What fast-agent Does
fast-agent is an Apache-licensed Python framework that lets developers stand up a fully-featured LLM coding agent in one command. The flagship invocation uvx fast-agent-mcp@latest -x drops you into an interactive shell where you can attach MCP servers, load Skills, and route across Anthropic, OpenAI Codex, HuggingFace, or local llama.cpp models without writing wrapper code. The same runtime works as an evaluation harness, a CI agent, or a custom subagent dispatcher — making it less of a chatbot SDK and more of a platform for serious agentic development workflows.
MCP and ACP: Protocol-First Architecture
Where LangChain or CrewAI treat the Model Context Protocol as a checklist feature, fast-agent is engineered around it. The framework implements the full MCP spec — including Sampling and Elicitations, which most competing implementations skip — so any MCP server you point it at behaves consistently whether it speaks stdio or HTTP with OAuth. The /connect slash command attaches a new server mid-session, and configuration lives in a single fastagent.config.yaml that survives across restarts.

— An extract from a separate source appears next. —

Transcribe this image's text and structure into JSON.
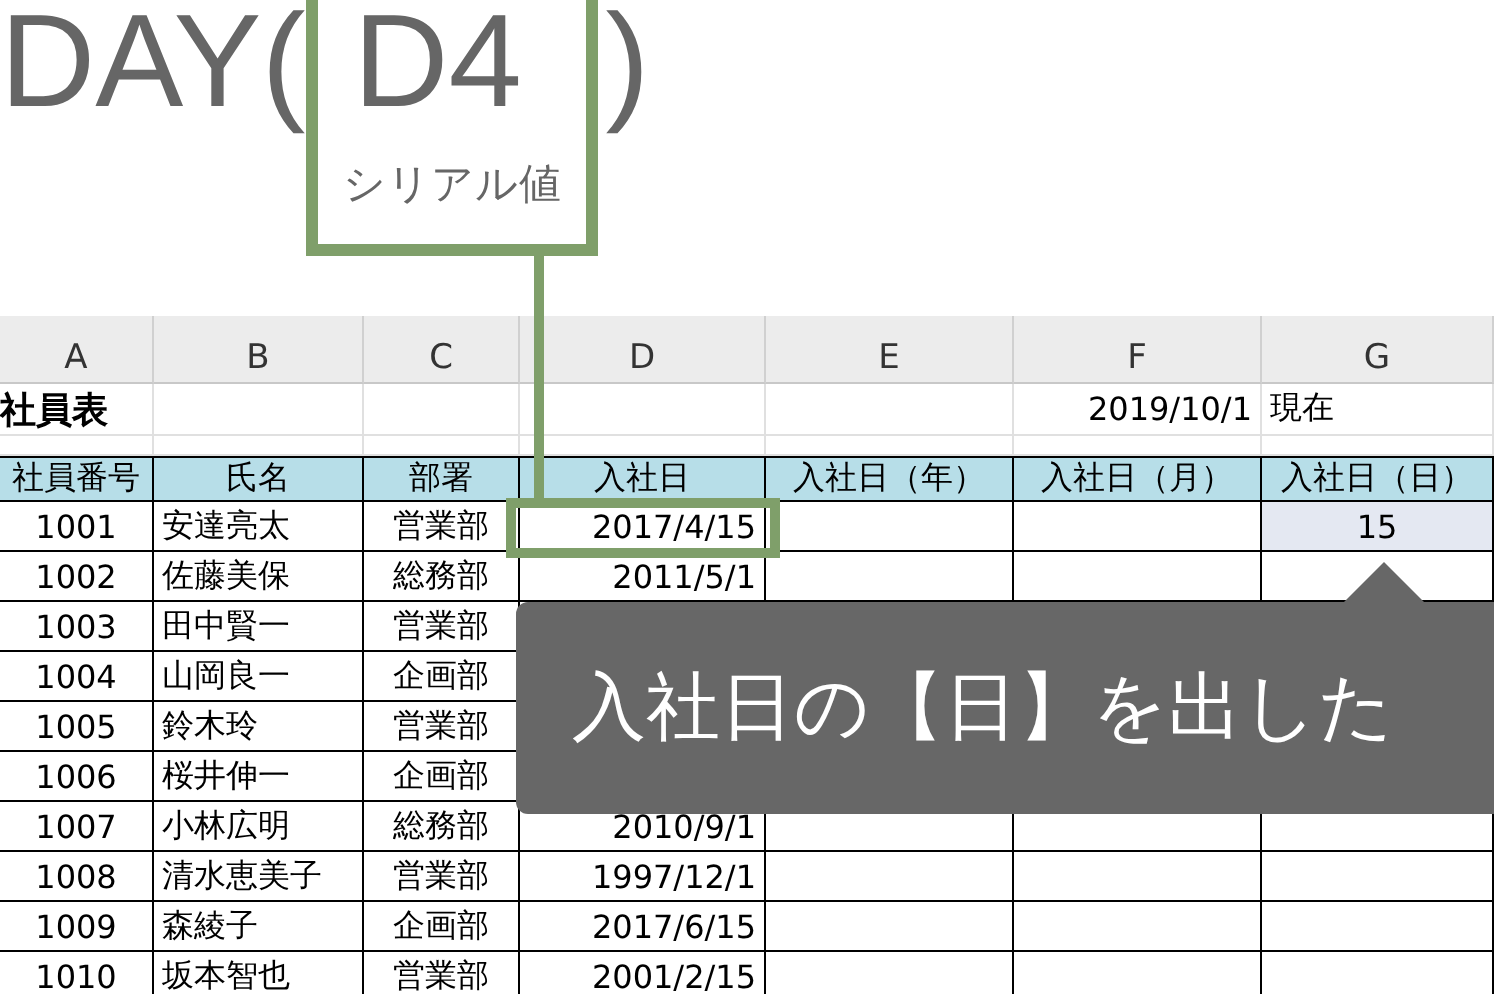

Layered on top is ACP, the Agent Communication Protocol that fast-agent uses for subagent-to-subagent messaging. ACP turns the framework into a meaningful multi-agent runtime: a planner agent can spawn workers, hand off intermediate state, and reclaim control without losing context. For teams already invested in MCP tooling, this protocol-first stance is the differentiator that justifies switching from a generic agent framework.
Multi-Model Support and Provider Flexibility
fast-agent ships with first-class adapters for Anthropic Claude, OpenAI Codex, HuggingFace Inference, llama.cpp, and a generic local-OpenAI-compatible provider. The --model flag accepts shorthand aliases like opus, sonnet, codex-1, or hf-dev and the --pack flag loads pre-tuned configurations for common scenarios. --pack hf-dev wires up HuggingFace's dev models with sensible defaults for code generation; --pack codex pre-configures the Codex API for low-latency tool use.
Provider switching is non-disruptive — the same prompt, MCP servers, and Skills work across backends, so you can run an evaluation matrix to compare model quality on your actual tools rather than synthetic benchmarks. This is uncommon: most agent frameworks either lock you to a single provider or require rewriting prompts when you switch. fast-agent treats the model as a configuration concern, not an architectural one.
Skills System and Interactive Shell
The /skills command exposes a built-in registry of reusable agent capabilities — LSP integration, repo tools, web search, file operations — that you can mount and unmount during a session. Skills follow the Anthropic Skills spec, so any skill bundle published for Claude Code or another compatible runtime drops in without modification. Combined with the !-prefix for native shell commands inside the interactive REPL, the shell experience feels closer to a power-user terminal than to a vendor SDK.